Rapid electrification, the rise of distributed energy resources (DERs), and growing regulatory pressure are fundamentally reshaping how distribution grids must operate. Electric vehicles, heat pumps, and distributed solar generation are increasing load variability, particularly at the low-voltage level, while connection requests continue to grow, often exceeding the available capacity of the grid.
At the same time, a significant part of today’s infrastructure was not designed for this level of demand or complexity. Many distribution grids have been developed over decades, even more than a century, with limited visibility below the medium-voltage level.
This gap between what grids are expected to deliver and what operators can actually see is becoming a growing challenge, one that directly impacts investment planning, operational efficiency, and customer experience.
The challenge is not only about capacity. It’s about understanding.
The real problem is not the capacity, it’s visibility
At first glance, the problem appears straightforward: there is not enough grid capacity. But in reality, many networks operate far below their theoretical capacity most of the time, while still experiencing localized congestion and voltage issues during peak periods. This leads to a paradox: underutilized assets coexisting with the need for costly grid reinforcement.
Without visibility into what is happening at the low-voltage level, it becomes extremely difficult to:
- identify where constraints are building up,
- understand the real impact of new connections or
- determine whether investment is truly needed.
As a result, many decisions, especially investment decisions, are still based on simplified assumptions and conservative scenarios rather than real system behavior.
Why traditional approaches are no longer enough
Traditional grid planning methods were designed for a fundamentally different system: centralized generation, predictable demand patterns, and one-directional power flows. Today’s grid operates under very different conditions:
- bidirectional flows from distributed generation
- fluctuating consumption patterns
- and increasing interaction between assets across the network.
Static approaches, such as fixed capacity maps or worst-case scenario planning, struggle to reflect this complexity. To ensure reliability, utilities often compensate by reinforcing infrastructure more conservatively than may actually be needed, which can lead to higher costs and lower overall efficiency. As a result, the traditional “build more capacity” approach is no longer sustainable.
A shift in mindset: from building to understanding
To address these challenges, utilities are starting to rethink how distribution grids are managed. Instead of focusing solely on expanding infrastructure, the focus is shifting towards:
- understanding how the grid behaves in real conditions,
- optimizing existing capacity and
- using flexibility as a resource.
This marks a transition from a “build and connect” model to a more advanced “connect and operate” approach, where decisions are driven by data and system-wide insight, not assumptions.

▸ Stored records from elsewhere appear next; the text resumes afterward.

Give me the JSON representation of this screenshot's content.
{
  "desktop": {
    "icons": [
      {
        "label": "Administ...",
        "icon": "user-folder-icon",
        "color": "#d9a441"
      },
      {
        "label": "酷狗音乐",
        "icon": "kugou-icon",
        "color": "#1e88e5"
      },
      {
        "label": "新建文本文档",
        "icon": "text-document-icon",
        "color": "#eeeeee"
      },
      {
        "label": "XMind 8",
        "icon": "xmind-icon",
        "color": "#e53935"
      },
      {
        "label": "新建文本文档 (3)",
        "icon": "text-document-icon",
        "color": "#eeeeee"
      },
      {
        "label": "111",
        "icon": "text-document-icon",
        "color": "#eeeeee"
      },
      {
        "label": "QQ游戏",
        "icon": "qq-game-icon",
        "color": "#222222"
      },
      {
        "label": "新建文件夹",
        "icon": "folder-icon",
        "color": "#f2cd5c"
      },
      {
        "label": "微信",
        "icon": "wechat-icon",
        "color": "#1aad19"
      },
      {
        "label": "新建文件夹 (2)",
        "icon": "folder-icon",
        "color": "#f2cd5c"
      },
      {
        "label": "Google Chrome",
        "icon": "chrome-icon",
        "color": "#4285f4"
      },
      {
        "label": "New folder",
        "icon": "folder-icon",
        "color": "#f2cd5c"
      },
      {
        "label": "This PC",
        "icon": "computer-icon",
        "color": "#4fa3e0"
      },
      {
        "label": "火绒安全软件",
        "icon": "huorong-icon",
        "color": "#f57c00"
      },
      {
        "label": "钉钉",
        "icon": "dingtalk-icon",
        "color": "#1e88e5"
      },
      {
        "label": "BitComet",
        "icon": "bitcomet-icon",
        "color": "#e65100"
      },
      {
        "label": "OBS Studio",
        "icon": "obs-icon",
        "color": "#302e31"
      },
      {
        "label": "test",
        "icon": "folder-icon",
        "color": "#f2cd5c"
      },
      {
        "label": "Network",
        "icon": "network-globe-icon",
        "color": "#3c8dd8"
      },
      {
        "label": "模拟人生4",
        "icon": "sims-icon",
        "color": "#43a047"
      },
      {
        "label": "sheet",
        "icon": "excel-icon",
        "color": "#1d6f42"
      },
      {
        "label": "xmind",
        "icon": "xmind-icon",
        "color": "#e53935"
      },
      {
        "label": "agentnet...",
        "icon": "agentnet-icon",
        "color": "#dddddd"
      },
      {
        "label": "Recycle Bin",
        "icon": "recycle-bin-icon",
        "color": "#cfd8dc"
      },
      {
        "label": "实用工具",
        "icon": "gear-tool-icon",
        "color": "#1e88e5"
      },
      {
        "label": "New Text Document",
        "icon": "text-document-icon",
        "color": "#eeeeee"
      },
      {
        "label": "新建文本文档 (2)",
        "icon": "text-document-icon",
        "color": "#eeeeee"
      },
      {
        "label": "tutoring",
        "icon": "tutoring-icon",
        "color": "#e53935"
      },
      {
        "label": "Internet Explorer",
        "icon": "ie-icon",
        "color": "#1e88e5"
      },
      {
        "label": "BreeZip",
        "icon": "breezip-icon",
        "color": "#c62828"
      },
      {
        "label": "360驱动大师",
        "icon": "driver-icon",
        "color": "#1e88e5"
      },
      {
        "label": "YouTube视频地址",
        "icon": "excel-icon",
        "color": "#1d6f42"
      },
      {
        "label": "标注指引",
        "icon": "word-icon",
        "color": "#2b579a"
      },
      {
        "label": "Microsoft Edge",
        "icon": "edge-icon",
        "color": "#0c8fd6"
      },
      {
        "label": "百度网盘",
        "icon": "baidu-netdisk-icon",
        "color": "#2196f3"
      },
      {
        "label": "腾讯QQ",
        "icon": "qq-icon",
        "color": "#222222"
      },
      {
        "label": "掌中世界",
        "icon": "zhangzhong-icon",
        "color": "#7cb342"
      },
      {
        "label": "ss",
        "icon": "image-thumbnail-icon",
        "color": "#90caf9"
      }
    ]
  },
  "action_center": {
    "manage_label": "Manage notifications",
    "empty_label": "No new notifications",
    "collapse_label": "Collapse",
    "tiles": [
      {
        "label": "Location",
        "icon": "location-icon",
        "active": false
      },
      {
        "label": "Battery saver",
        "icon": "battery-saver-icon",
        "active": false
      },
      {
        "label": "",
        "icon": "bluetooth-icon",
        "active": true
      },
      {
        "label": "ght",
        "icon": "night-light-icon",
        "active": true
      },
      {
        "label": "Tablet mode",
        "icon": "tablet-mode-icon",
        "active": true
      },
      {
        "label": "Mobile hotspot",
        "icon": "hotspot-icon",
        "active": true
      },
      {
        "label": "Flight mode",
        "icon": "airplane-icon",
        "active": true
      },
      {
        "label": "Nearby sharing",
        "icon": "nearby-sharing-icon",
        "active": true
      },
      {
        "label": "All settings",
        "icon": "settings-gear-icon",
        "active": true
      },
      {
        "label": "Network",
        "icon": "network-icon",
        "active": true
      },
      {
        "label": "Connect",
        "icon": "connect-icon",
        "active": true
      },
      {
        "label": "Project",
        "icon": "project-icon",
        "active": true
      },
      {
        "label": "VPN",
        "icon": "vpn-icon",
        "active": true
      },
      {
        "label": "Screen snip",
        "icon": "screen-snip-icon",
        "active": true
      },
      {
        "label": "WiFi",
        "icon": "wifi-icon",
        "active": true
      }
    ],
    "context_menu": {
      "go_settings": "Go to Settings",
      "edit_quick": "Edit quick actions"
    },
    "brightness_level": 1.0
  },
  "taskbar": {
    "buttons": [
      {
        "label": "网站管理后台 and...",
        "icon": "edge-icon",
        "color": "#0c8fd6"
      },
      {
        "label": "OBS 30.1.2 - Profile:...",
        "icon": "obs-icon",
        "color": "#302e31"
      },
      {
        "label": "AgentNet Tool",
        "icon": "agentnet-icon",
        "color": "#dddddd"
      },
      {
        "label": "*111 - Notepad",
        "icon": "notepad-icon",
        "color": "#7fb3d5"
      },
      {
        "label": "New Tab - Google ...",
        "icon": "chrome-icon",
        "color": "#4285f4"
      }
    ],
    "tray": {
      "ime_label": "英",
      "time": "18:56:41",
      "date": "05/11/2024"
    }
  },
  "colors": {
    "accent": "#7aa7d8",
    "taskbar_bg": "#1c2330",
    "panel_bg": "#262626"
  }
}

What modern grid management requires
Supporting this shift requires a new set of capabilities:
- Real visibility of low-voltage conditions: Understanding what is happening across the network, including loads, voltage levels, and constraints.
- Advanced analytics and simulation: The ability to simulate grid behavior across past, present, and future scenarios.
- Flexibility management: Using distributed energy resources, demand response, and new market mechanisms to manage constraints dynamically.
Individually, these capabilities provide value. Combined, they enable a fundamentally new way of managing the grid, connecting visibility, planning, and flexibility into one data-driven approach.
The role of digital twins
This is where digital twin technology becomes essential. A digital twin is not just a data platform or a visualization tool. It is a continuously updated, unified model of the real grid that integrates data from multiple sources, including smart meters, GIS systems, and operational platforms, into a single, coherent view.
By combining these data streams, utilities can:
- gain real-time insight into grid conditions,
- simulate the impact of operational and planning decisions and
- anticipate constraints before they occur.
In practice, this concept is already being applied through solutions such as Symbiot Twinner. By combining grid data, modelling, analytics, and simulation capabilities into a single actionable model, Symbiot Twinner enables utilities to better understand grid behavior, anticipate constraints, and make more informed operational and investment decisions.
Looking ahead
As the energy transition accelerates, the pressure on distribution grids will continue to grow. Electrification, decentralization, and regulatory expectations will require utilities to operate with greater precision, speed, and flexibility than ever before.
Meeting these challenges will require a shift towards fully data-driven decision-making, where visibility, analytics, and flexibility are integrated into everyday operations.
Solutions like Symbiot Twinner make this shift possible in practice, enabling utilities to move from static planning approaches to real-time, data-driven decision-making across planning, operations, and flexibility.
The future of grid management will not be defined by how much capacity is built — but by how well it is understood.